Selten schaute die ganze Welt auf einen bestimmten Gesetzesartikel in der Schweiz: Es geht um den ominösen Artikel 47 des Bankengesetzes, der verhindert haben soll, dass Schweizer Medien sich an der «SuisseSecrets»-Recherche beteiligen. Für diejenigen, die diese verpasst haben: Eine Reihe von Redaktionen veröffentlichte am Sonntagabend Berichte über das Geschäftsgebaren der Credit Suisse.
Ein riesiges Datenleck soll in einer grossen Fülle aufzeigen, wie die Bank «brutale Machthaber, korrupte Politiker, Kriegsverbrecher und andere Kriminelle» als Kundinnen und Kunden gehabt haben soll – so die «Süddeutsche Zeitung». Auf der Liste des Rechercheteams finden sich weitere namhafte Redaktionen, jedoch keine aus der Schweiz.
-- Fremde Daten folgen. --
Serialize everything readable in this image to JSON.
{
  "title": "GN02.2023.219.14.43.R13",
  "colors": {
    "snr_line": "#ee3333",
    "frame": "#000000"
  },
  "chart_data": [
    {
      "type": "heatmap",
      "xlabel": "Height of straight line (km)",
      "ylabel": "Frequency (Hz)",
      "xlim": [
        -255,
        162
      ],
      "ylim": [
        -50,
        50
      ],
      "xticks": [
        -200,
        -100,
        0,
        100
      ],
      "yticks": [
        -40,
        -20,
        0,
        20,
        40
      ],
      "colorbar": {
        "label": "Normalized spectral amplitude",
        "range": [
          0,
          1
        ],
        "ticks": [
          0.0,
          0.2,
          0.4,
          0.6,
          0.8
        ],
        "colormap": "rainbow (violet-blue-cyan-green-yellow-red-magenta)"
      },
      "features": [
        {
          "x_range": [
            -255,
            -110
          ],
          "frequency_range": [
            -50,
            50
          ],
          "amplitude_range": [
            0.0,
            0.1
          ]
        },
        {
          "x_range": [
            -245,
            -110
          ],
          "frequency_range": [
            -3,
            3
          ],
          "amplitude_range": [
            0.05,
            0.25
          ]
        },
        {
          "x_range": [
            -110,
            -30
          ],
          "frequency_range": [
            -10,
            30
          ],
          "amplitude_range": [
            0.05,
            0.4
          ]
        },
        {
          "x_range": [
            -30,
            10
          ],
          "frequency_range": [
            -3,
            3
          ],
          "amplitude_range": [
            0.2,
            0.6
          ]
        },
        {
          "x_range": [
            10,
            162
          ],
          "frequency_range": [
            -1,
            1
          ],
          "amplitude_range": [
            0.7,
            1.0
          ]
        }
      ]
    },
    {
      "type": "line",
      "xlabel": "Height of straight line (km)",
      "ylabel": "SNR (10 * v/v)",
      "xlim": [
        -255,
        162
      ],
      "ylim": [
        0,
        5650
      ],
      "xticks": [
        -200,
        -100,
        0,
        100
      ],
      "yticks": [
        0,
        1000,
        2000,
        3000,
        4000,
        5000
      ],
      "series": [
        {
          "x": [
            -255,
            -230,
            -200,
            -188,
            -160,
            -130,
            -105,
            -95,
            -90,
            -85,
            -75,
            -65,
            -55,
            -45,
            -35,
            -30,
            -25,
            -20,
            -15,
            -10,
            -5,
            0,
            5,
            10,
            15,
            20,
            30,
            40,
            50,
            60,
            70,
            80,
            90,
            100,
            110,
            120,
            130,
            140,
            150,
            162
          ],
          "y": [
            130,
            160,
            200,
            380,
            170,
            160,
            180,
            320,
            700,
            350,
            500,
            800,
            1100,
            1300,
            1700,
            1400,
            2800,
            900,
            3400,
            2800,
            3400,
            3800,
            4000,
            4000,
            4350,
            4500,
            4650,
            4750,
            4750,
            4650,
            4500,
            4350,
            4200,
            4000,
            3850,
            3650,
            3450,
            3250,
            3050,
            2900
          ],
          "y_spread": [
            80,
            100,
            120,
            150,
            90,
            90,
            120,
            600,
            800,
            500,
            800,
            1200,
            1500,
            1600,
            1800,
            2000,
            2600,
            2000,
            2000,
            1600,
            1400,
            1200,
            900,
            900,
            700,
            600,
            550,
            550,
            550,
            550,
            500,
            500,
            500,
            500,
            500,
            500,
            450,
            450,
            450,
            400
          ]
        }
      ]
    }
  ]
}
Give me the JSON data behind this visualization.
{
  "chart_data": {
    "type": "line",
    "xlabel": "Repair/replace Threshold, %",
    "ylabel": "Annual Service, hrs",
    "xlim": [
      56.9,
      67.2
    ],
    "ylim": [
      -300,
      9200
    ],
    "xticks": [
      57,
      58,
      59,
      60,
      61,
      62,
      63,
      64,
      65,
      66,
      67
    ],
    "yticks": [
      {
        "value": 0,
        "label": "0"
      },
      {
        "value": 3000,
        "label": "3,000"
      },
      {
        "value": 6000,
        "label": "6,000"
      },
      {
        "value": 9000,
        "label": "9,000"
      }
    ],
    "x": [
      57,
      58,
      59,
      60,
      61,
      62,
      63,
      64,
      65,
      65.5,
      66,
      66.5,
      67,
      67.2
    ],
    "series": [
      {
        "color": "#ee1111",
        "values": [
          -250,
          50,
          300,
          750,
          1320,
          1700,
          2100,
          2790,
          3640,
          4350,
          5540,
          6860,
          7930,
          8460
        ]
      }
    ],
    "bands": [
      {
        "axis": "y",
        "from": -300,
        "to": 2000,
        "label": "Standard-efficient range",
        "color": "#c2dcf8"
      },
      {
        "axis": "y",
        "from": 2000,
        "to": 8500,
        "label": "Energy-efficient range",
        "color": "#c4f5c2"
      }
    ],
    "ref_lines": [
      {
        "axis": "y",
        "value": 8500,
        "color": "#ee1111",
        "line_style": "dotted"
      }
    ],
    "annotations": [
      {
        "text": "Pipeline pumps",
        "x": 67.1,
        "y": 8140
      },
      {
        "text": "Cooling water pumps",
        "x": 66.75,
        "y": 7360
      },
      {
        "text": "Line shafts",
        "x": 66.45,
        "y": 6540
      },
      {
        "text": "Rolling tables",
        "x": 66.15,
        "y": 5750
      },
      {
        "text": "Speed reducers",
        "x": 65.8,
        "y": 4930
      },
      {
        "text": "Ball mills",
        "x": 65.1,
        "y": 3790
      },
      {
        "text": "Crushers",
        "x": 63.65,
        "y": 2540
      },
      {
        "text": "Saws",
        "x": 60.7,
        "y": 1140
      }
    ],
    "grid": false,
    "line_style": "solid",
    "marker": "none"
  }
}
Grund sei eben dieser Artikel 47 des schweizerischen Bankengesetzes: Dieser stellt die Verbreitung von geheimen Bankdaten unter Strafe, angedroht werden bis zu drei Jahre Freiheitsstrafe oder eine Geldstrafe. Die Deutung dieses Artikels war einhellig: Es handelt sich dabei um ein «Zensurgesetz».
Der Vorwurf ist happig und erscheint begründet, wenn man sich seine Entstehungsgeschichte anschaut: Das Parlament schuf dieses Verbot im Jahr 2015 auf Antrag der Freisinnigen. Der damalige Nationalrat und heutige Ständerat Andrea Caroni machte damals seine Haltung klar: «Es gehört nicht zur Aufgabe von Journalisten, geheime, intime, persönliche Daten, die gestohlen wurden, in den Medien auszubreiten und die Persönlichkeitsrechte der Betroffenen zu verletzen; das gehört schlichtweg nicht zu ihrem Job.»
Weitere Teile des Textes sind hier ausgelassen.